商標登録をしていれば、その商標権に一定の担保価値が認められることがあり、信用力が向上します。また、経営姿勢としても高く評価されます。

従業員が自社商品・サービスに誇りを持つきっかけとなり得る

商標登録をし、商標を権利化(財産権化)することで、その商品・サービスを大事に考えていることを従業員に示すことができます。
その商品・サービスの開発者や商標(商品名・サービス名)を考えた従業員は、感動するかもしれません。

従業員が自社商品・サービスに誇りをもって、生き生きと仕事に取り組む姿を見ることができれば嬉しいですね。

商標登録は「早いもの勝ち」のルールになっています

ここからは、商標登録にあたっての注意事項について述べていきます。

商標権者と争いとなった場合、原則として、自分(我が社)が先に使用していたという反論は通用しません。
先に特許庁に出願書類を提出し(商標出願をし)、商標登録をした商標権者が保護されます。

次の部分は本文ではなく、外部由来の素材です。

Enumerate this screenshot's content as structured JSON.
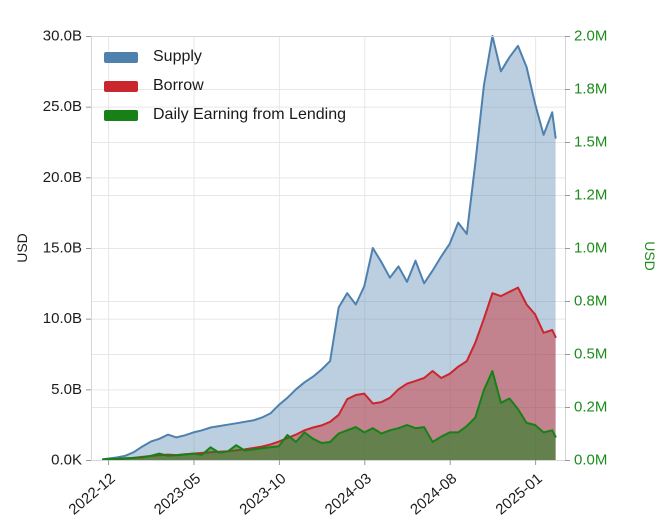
{
  "chart_data": {
    "type": "area",
    "title": "",
    "grid": true,
    "legend_position": "top-left",
    "background": "#ffffff",
    "x_axis": {
      "unit": "months_from_2022-11",
      "range": [
        0,
        27.75
      ],
      "tick_positions": [
        1,
        6,
        11,
        16,
        21,
        26
      ],
      "tick_labels": [
        "2022-12",
        "2023-05",
        "2023-10",
        "2024-03",
        "2024-08",
        "2025-01"
      ],
      "tick_label_angle_deg": -40
    },
    "left_axis": {
      "title": "USD",
      "unit": "billions of USD",
      "range": [
        0,
        30
      ],
      "tick_values": [
        0,
        5,
        10,
        15,
        20,
        25,
        30
      ],
      "tick_labels": [
        "0.0K",
        "5.0B",
        "10.0B",
        "15.0B",
        "20.0B",
        "25.0B",
        "30.0B"
      ],
      "text_color": "#1c1c1c"
    },
    "right_axis": {
      "title": "USD",
      "unit": "millions of USD",
      "range": [
        0,
        2
      ],
      "tick_values": [
        0,
        0.25,
        0.5,
        0.75,
        1,
        1.25,
        1.5,
        1.75,
        2
      ],
      "tick_labels": [
        "0.0M",
        "0.2M",
        "0.5M",
        "0.8M",
        "1.0M",
        "1.2M",
        "1.5M",
        "1.8M",
        "2.0M"
      ],
      "text_color": "#1d8c1d"
    },
    "x": [
      0.7,
      1,
      1.5,
      2,
      2.5,
      3,
      3.5,
      4,
      4.5,
      5,
      5.5,
      6,
      6.5,
      7,
      7.5,
      8,
      8.5,
      9,
      9.5,
      10,
      10.5,
      11,
      11.5,
      12,
      12.5,
      13,
      13.5,
      14,
      14.5,
      15,
      15.5,
      16,
      16.5,
      17,
      17.5,
      18,
      18.5,
      19,
      19.5,
      20,
      20.5,
      21,
      21.5,
      22,
      22.5,
      23,
      23.5,
      24,
      24.5,
      25,
      25.5,
      26,
      26.5,
      27,
      27.2
    ],
    "series": [
      {
        "name": "Supply",
        "axis": "left",
        "color": "#4e81ae",
        "fill_opacity": 0.38,
        "values": [
          0.05,
          0.1,
          0.18,
          0.3,
          0.55,
          0.95,
          1.3,
          1.5,
          1.8,
          1.6,
          1.75,
          1.95,
          2.1,
          2.3,
          2.4,
          2.5,
          2.6,
          2.7,
          2.8,
          3.0,
          3.3,
          3.9,
          4.4,
          5.0,
          5.5,
          5.9,
          6.4,
          7.0,
          10.8,
          11.8,
          11.0,
          12.3,
          15.0,
          14.0,
          12.9,
          13.7,
          12.6,
          14.1,
          12.5,
          13.4,
          14.4,
          15.3,
          16.8,
          16.0,
          21.0,
          26.5,
          30.0,
          27.5,
          28.5,
          29.3,
          27.8,
          25.2,
          23.0,
          24.6,
          22.8
        ]
      },
      {
        "name": "Borrow",
        "axis": "left",
        "color": "#c9262d",
        "fill_opacity": 0.45,
        "values": [
          0.01,
          0.03,
          0.06,
          0.1,
          0.15,
          0.22,
          0.28,
          0.33,
          0.38,
          0.35,
          0.4,
          0.45,
          0.5,
          0.55,
          0.58,
          0.62,
          0.68,
          0.75,
          0.85,
          0.95,
          1.1,
          1.3,
          1.55,
          1.8,
          2.1,
          2.3,
          2.45,
          2.7,
          3.2,
          4.3,
          4.6,
          4.7,
          4.0,
          4.1,
          4.4,
          5.0,
          5.4,
          5.6,
          5.8,
          6.3,
          5.8,
          6.1,
          6.6,
          7.0,
          8.3,
          10.0,
          11.8,
          11.6,
          11.9,
          12.2,
          11.0,
          10.3,
          9.0,
          9.2,
          8.7
        ]
      },
      {
        "name": "Daily Earning from Lending",
        "axis": "right",
        "color": "#178017",
        "fill_opacity": 0.55,
        "values": [
          0.003,
          0.005,
          0.006,
          0.008,
          0.01,
          0.012,
          0.02,
          0.03,
          0.02,
          0.022,
          0.026,
          0.03,
          0.025,
          0.06,
          0.035,
          0.04,
          0.07,
          0.045,
          0.05,
          0.055,
          0.06,
          0.065,
          0.118,
          0.085,
          0.13,
          0.1,
          0.08,
          0.085,
          0.125,
          0.14,
          0.155,
          0.13,
          0.15,
          0.125,
          0.14,
          0.15,
          0.165,
          0.15,
          0.155,
          0.085,
          0.11,
          0.13,
          0.13,
          0.16,
          0.2,
          0.33,
          0.42,
          0.27,
          0.29,
          0.24,
          0.175,
          0.165,
          0.13,
          0.14,
          0.11
        ]
      }
    ]
  }
}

ビジネスが軌道に乗ってきたときに横取り的に商標登録されてしまったという話はよく聞きます。
悔しい思いをしないためにも、大事な商標は特許庁へ出願して、なるべく早く権利化しておくのが賢明です。

商標は“生き物”です

今まで世の中にない新しいサービスや商品について使用される商標は、普通名称化しやすいことに注意しなければなりません。それ以外に何と呼べばよいかわからないことが多いですからね。

インターネットで情報が世界中に飛び回っている現代では、予想以上の速さで普通名称化してしまうことがあります。

普通名称化してしまうと、その言葉を最初に考えて使用し続けた本人であっても、商標としてその言葉を独占することができなくなってしまいます。

消費者・需要者の反応を確かめてからという気持ちもわかりますが、世の中にない新しいサービスや商品に付する商標については早めに出願することをお勧めします。

商品やサービスが有名になることは喜ばしいのですが、商標登録できない状態になれば、その商標を独占できずに、他人に自由に使用されてしまいます。こんな悔しいことはないですよね。

信頼できる特許事務所に依頼しましょう

特許事務所が提供するのは「サービス」です。医者や整体師、エステティシャンが提供するサービスと同様に、特許事務所のサービスにも大きな差があります。
特許事務所・弁理士であれば、すべて同じサービスが受けられるわけではありません。

1つの商標が数億円の価値を持つこともある時代です。
そして、商標権は、更新手続を繰り返すことで半永久的に保護できます。

特許事務所の経験、体制、専門性などをしっかり確認し、「安かろう悪かろう」のサービスで後悔しないようにしてください。